Wie macht ihr das immer wenn ich Ordner freigeben wollt?

Danke!


----------



## Maximodo (15. Juli 2004)

lol du mit deinen Ziel und Home PCs da kommt man ja ganz durcheinander  glaube nicht dass es ein Problem der Freigabe ist. Hast du überhaupt einen Packer auf dem Ziel PC der rar entpacken kann? Was passiert wenn du die Datei komplett kopiertst und erst dann entpackst?


----------



## bigfella (15. Juli 2004)

Sorry.. Musste schnell gehen..deshalb die "dumme Erklärung" .

Also ich hab Winrar installiert.
Wenn ich nun einen Rar gepackten Ordner aus dem Netzwerk entpacken will, kommt die Meldung "Keine Archive gefunden".
Wenn ich das Rarpacket kopieren möchte, "Stellen Sie sicher das der Datenträger weder voll noch schreibgeschützt ist und die Datei nicht gerade verwendet wird."

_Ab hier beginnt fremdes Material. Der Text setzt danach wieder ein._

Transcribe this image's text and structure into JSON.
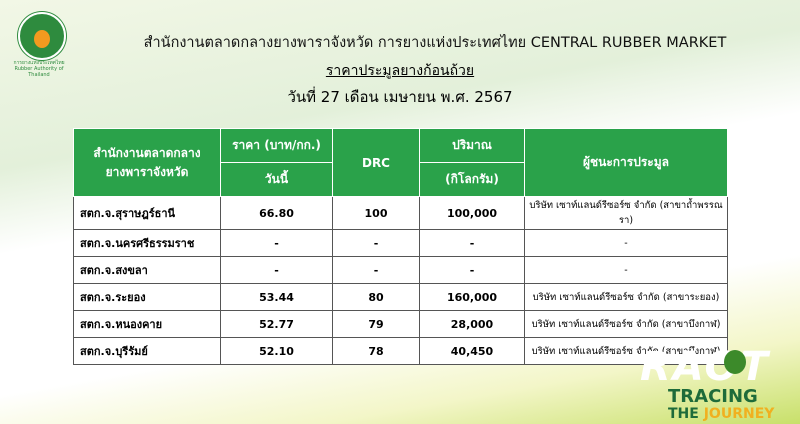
{
  "header": {
    "logo_text": "การยางแห่งประเทศไทย Rubber Authority of Thailand",
    "title": "สำนักงานตลาดกลางยางพาราจังหวัด การยางแห่งประเทศไทย CENTRAL RUBBER MARKET",
    "subtitle": "ราคาประมูลยางก้อนถ้วย",
    "date": "วันที่  27 เดือน เมษายน พ.ศ. 2567"
  },
  "table": {
    "headers": {
      "office": "สำนักงานตลาดกลาง ยางพาราจังหวัด",
      "price": "ราคา (บาท/กก.)",
      "today": "วันนี้",
      "drc": "DRC",
      "qty": "ปริมาณ",
      "qty_unit": "(กิโลกรัม)",
      "winner": "ผู้ชนะการประมูล"
    },
    "rows": [
      {
        "office": "สตก.จ.สุราษฎร์ธานี",
        "price": "66.80",
        "drc": "100",
        "qty": "100,000",
        "winner": "บริษัท เซาท์แลนด์รีซอร์ซ จำกัด (สาขาถ้ำพรรณรา)"
      },
      {
        "office": "สตก.จ.นครศรีธรรมราช",
        "price": "-",
        "drc": "-",
        "qty": "-",
        "winner": "-"
      },
      {
        "office": "สตก.จ.สงขลา",
        "price": "-",
        "drc": "-",
        "qty": "-",
        "winner": "-"
      },
      {
        "office": "สตก.จ.ระยอง",
        "price": "53.44",
        "drc": "80",
        "qty": "160,000",
        "winner": "บริษัท เซาท์แลนด์รีซอร์ซ จำกัด (สาขาระยอง)"
      },
      {
        "office": "สตก.จ.หนองคาย",
        "price": "52.77",
        "drc": "79",
        "qty": "28,000",
        "winner": "บริษัท เซาท์แลนด์รีซอร์ซ จำกัด (สาขาบึงกาฬ)"
      },
      {
        "office": "สตก.จ.บุรีรัมย์",
        "price": "52.10",
        "drc": "78",
        "qty": "40,450",
        "winner": "บริษัท เซาท์แลนด์รีซอร์ซ จำกัด (สาขาบึงกาฬ)"
      }
    ]
  },
  "brand": {
    "raot": "RAOT",
    "tracing": "TRACING",
    "the": "THE ",
    "journey": "JOURNEY"
  },
  "colors": {
    "header_green": "#2aa24a",
    "brand_green": "#1e6b3a"
  }
}
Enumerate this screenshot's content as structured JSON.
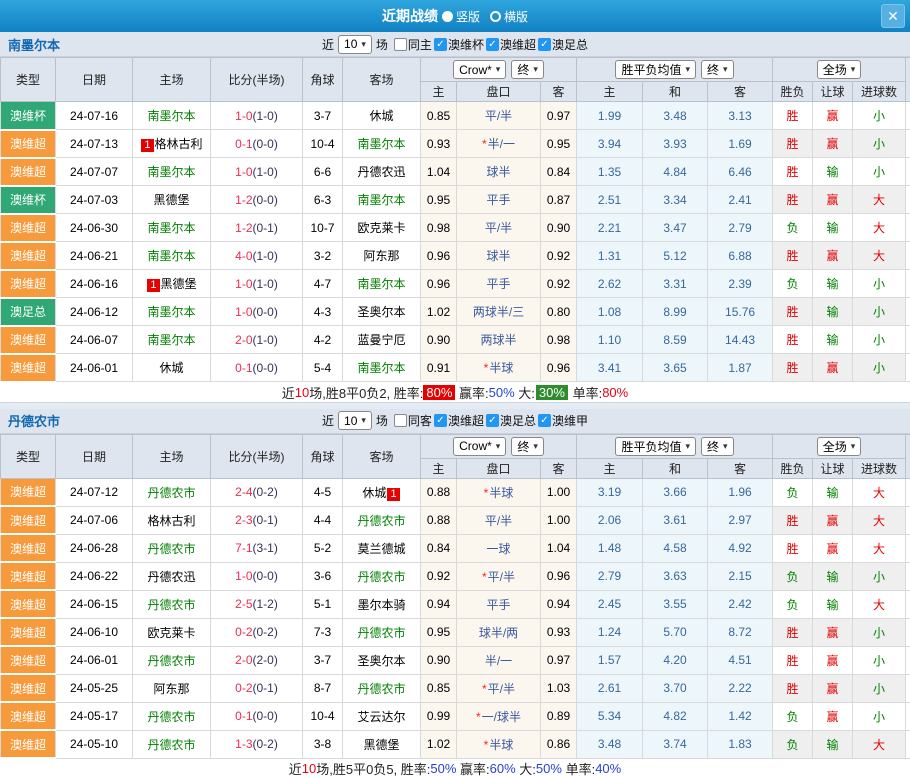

Komisch, hab mein System so scho n halbes Jahr ohne Probleme am laufen.
Doch jetzt durch meine externe Platte geht es nicht.


----------



## Maximodo (16. Juli 2004)

Hmmmm komische Sache hab keine Idee im Moment sry 
du kannst auf die externe Festplatte zu greifen übers Netz
sie ist richtig freigegeben 
du kannst alles kopieren auser .rar Dateien?
kopieren kann man normalerweise auch wenn die Datei in Benutzung ist

blub blub blub ideenlos

wie sieht es aus wenn du die rar datei auf die interne HDD kopierst und es dann vom anderen Rechner entpacken willst?


----------



## bigfella (28. Juli 2004)

Also mittlerweile geht es!
Hab zusätzlich zum Ordner auch die externe Festplatte freigegeben..
Jetzt  es..
Danke an alle!


----------